Indexing and Broadcasting¤
Use axis names when slicing. Dictionaries are convenient for several axes:
first = x["batch", 0]
sub = x["batch", 1:3]
# or with a dict
first = x[{"batch": 0}]
sub = x[{"batch": slice(1, 3)}]
Axes broadcast by matching names. broadcast_axis adds a new axis to an array:
row = hax.arange(Feature)
outer = row.broadcast_axis(Batch) * hax.arange(Batch)
See Indexing and Slicing and Broadcasting for details.
Rearranging Axes¤
rearrange changes axis order and can merge or split axes using einops‑style syntax.
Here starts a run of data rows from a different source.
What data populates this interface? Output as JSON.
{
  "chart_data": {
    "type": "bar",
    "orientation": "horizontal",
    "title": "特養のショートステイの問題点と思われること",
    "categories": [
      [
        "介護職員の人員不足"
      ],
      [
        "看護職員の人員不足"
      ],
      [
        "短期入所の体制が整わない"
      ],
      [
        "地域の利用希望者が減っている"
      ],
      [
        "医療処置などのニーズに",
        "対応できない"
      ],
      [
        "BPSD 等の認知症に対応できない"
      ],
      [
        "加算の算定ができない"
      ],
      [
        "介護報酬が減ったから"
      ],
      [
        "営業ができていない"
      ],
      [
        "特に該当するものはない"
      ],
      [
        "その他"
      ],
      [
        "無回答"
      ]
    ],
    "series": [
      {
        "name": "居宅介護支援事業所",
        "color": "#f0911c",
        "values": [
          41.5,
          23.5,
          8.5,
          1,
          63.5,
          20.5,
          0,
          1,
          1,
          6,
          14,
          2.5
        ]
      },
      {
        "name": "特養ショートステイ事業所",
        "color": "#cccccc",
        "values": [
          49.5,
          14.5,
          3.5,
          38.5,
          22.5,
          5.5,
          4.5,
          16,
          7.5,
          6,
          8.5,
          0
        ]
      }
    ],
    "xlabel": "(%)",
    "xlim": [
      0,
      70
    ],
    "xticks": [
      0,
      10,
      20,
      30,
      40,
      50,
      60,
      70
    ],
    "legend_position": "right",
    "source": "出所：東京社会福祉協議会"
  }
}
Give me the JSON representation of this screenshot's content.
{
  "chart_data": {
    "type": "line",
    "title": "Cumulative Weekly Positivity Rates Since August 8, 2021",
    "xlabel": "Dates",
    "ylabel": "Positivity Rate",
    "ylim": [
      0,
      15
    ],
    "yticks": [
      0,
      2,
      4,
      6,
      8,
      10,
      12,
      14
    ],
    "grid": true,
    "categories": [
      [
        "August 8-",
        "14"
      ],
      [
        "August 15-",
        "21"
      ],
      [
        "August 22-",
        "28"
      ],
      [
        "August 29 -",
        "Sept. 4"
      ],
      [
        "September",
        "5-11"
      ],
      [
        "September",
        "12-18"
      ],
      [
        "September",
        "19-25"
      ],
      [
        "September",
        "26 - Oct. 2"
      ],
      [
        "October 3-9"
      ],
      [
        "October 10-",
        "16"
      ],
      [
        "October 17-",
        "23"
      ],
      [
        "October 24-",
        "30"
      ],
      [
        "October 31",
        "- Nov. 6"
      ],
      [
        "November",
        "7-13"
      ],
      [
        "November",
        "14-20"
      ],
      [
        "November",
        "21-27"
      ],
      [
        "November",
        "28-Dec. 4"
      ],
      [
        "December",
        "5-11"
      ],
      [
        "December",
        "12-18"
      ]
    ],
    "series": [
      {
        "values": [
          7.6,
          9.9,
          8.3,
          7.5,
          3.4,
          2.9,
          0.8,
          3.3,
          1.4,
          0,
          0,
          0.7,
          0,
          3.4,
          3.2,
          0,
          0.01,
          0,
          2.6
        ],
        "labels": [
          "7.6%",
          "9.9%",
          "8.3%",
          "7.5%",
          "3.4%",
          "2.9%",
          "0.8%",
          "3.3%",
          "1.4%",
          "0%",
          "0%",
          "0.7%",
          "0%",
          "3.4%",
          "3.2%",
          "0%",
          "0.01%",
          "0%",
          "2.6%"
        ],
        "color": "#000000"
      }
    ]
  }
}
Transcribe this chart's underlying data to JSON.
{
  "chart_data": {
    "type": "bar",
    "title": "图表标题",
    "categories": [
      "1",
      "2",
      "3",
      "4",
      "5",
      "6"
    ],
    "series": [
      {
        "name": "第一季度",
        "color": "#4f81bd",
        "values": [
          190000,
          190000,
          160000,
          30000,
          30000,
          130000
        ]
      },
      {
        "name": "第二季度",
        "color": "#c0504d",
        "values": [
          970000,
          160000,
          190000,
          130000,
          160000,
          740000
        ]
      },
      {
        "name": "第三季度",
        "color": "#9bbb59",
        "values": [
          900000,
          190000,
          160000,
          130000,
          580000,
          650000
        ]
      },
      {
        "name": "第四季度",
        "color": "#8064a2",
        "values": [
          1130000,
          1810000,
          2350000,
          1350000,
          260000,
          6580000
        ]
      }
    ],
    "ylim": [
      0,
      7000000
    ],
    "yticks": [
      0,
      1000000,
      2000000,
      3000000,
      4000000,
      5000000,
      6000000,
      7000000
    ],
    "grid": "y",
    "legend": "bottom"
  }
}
It is useful when interfacing with positional APIs.
# transpose features and batch
x_t = hax.rearrange(x, "batch feature -> feature batch")
More examples appear in Rearrange.
Matrix Multiplication¤
dot contracts over named axes while preserving order independence.
Weight = Axis("weight", 8)
w = hax.ones((Feature, Weight))
prod = hax.dot(x, w, axis=Feature)
For more complex contractions use einsum. See Matrix Multiplication.
Scans and Folds¤
Use scan or fold to apply a function along an axis with optional gradient checkpointing.
Time = Axis("time", 10)
sequence = hax.ones((Time, Feature))
def add(prev, cur):
return prev + cur
result = hax.fold(add, Time)(hax.zeros((Feature,)), sequence)
See Scan and Fold for checkpointing policies and stacked modules.
Partitioning¤
Arrays and modules can be distributed across devices by mapping named axes to mesh axes:
with hax.axis_mapping({"batch": "data"}):
sharded = hax.shard(x)
The Partitioning guide explains how to set up device meshes and shard arrays.
Typing Support¤
Type annotations use haliax.haxtyping which extends jaxtyping:
import haliax.haxtyping as ht
def f(t: ht.Float[hax.NamedArray, "batch feature"]):
...
See Typing for matching runtime checks and dtype-aware annotations.
This primer highlights common patterns. The cheatsheet lists many additional conversions from JAX to Haliax.